When the initiative met last year in Reno, Francis had only been pope for little more than a month, but long enough to utter his now-famous prerequisite for priests: "Be shepherds with the smell of sheep." Since then, his daily homilies have often addressed inequality, as did his apostolic exhortation, Evangelii Gaudium. In those remarks, Kiley said, Francis has given labor priests numerous points of reference to use as they meet with workers, organizers and managers.
"It seems to have given, I don't want to say permission, but an added emphasis for this kind of an initiative," he said.
Moreover, it's led to priests more confident in engaging issues of labor and work. That comfort was visible in the 80 priests -- or about four times the 20 who initially signed up for the initiative gathering -- attending a presentation April 30 by Adrian Dominican Sr. Mary Priniski on the economic aspects of Evangelii Gaudium and other developments under Francis.
On Capitol Hill, Thom Shellabarger, a public policy advocate with Interfaith Worker Justice, has seen the church's profile raised in a new light -- everyone's asking about Francis.
"They want to know: Is the church really going to respond the way Francis has responded? Is the church going to be there out in the streets the way Francis has called them to be?" Shellabarger said.
In labor priests, he said, people are "seeing the church on the front lines standing with people."
For the second year, the Priest-Labor Initiative gathering aligned with labor-related national legislation. Last year, it was comprehensive immigration reform; this year, it was a failed attempt to open debate on raising the minimum wage. In one session, Shellabarger led discussion about income equality, sharing resources and alerting priests to ballot initiatives and bishops' statements in various states.
Like the minimum wage, the network has allowed the group to get a better sense of overarching labor issues. The sessions with workers and one another allowed the priests to practice one of the most useful elements they identified in Evangelii Gaudium: authentic listening in an effort to answer the questions that people ask, instead of the ones they're not.
While their discussions previously have centered on immigrant workers and their rights, the Atlanta meeting exposed that immigrants aren't the only ones facing challenges.
"When you start expanding the conversation, you realize this is all over this country and in just about every walk of life," Kiley said, including service industry employees, nurses, adjunct professors, landscapers and even managers in downsizing companies.
"We can't equate workers' issues equal to immigrant issues. It's no longer true," Fr. Tony Cutcher, president of the National Federation of Priests' Councils, said.
Helton's story helped that point resonate.
Shellabarger said he had not before seen a company act "so callous and so direct" in attempting to bypass benefits for workers.
"If it's allowed to stand, [it] will have an impact on not just the workers at this particular college but workers in many other areas. So I'm quite concerned about what I heard," he told NCR.
As for Helton, she and her co-workers have asked Sodexo for a fair process to decide on unionization. From the priests, she said more than anything she heard an eagerness to help and suggested they provide support and education and, above all, hope.

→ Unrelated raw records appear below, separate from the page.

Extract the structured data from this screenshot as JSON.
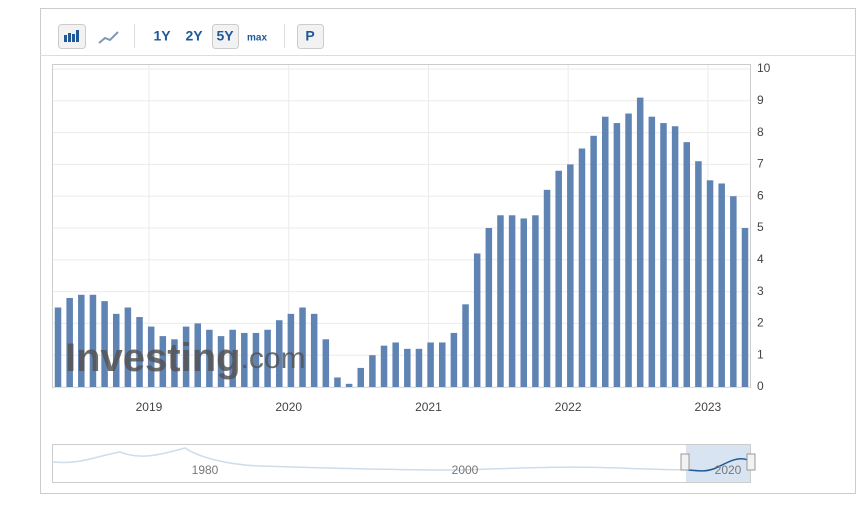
{
  "toolbar": {
    "buttons": [
      "1Y",
      "2Y",
      "5Y",
      "max",
      "P"
    ]
  },
  "chart_data": {
    "type": "bar",
    "categories": [
      null,
      null,
      null,
      null,
      null,
      null,
      null,
      null,
      null,
      "2019",
      null,
      null,
      null,
      null,
      null,
      null,
      null,
      null,
      null,
      null,
      null,
      "2020",
      null,
      null,
      null,
      null,
      null,
      null,
      null,
      null,
      null,
      null,
      null,
      "2021",
      null,
      null,
      null,
      null,
      null,
      null,
      null,
      null,
      null,
      null,
      null,
      "2022",
      null,
      null,
      null,
      null,
      null,
      null,
      null,
      null,
      null,
      null,
      null,
      "2023",
      null,
      null
    ],
    "values": [
      2.5,
      2.8,
      2.9,
      2.9,
      2.7,
      2.3,
      2.5,
      2.2,
      1.9,
      1.6,
      1.5,
      1.9,
      2.0,
      1.8,
      1.6,
      1.8,
      1.7,
      1.7,
      1.8,
      2.1,
      2.3,
      2.5,
      2.3,
      1.5,
      0.3,
      0.1,
      0.6,
      1.0,
      1.3,
      1.4,
      1.2,
      1.2,
      1.4,
      1.4,
      1.7,
      2.6,
      4.2,
      5.0,
      5.4,
      5.4,
      5.3,
      5.4,
      6.2,
      6.8,
      7.0,
      7.5,
      7.9,
      8.5,
      8.3,
      8.6,
      9.1,
      8.5,
      8.3,
      8.2,
      7.7,
      7.1,
      6.5,
      6.4,
      6.0,
      5.0
    ],
    "color": "#5f84b4",
    "ylim": [
      0,
      10
    ],
    "yticks": [
      0,
      1,
      2,
      3,
      4,
      5,
      6,
      7,
      8,
      9,
      10
    ],
    "grid": true
  },
  "navigator": {
    "labels": [
      "1980",
      "2000",
      "2020"
    ]
  },
  "watermark": {
    "brand": "Investing",
    "suffix": ".com"
  }
}
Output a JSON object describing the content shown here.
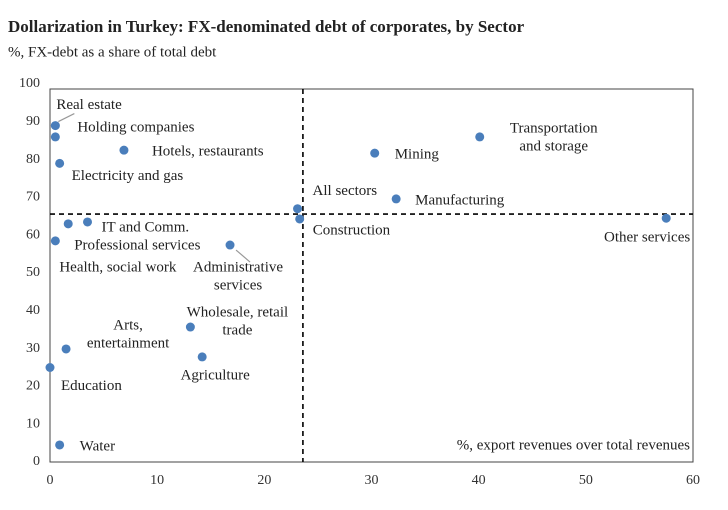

"Hope that things can be better and that you have people that care and beside you and want genuinely to make things better, that's very powerful," she said.
The hope for the priests is that Helton and the workers who have met with the initiative at its previous national gatherings and smaller meetings will bring a message back to their co-workers and communities.
"They're going to say, You will never guess who's behind us 100 percent: the priests of the United States," Cutcher said.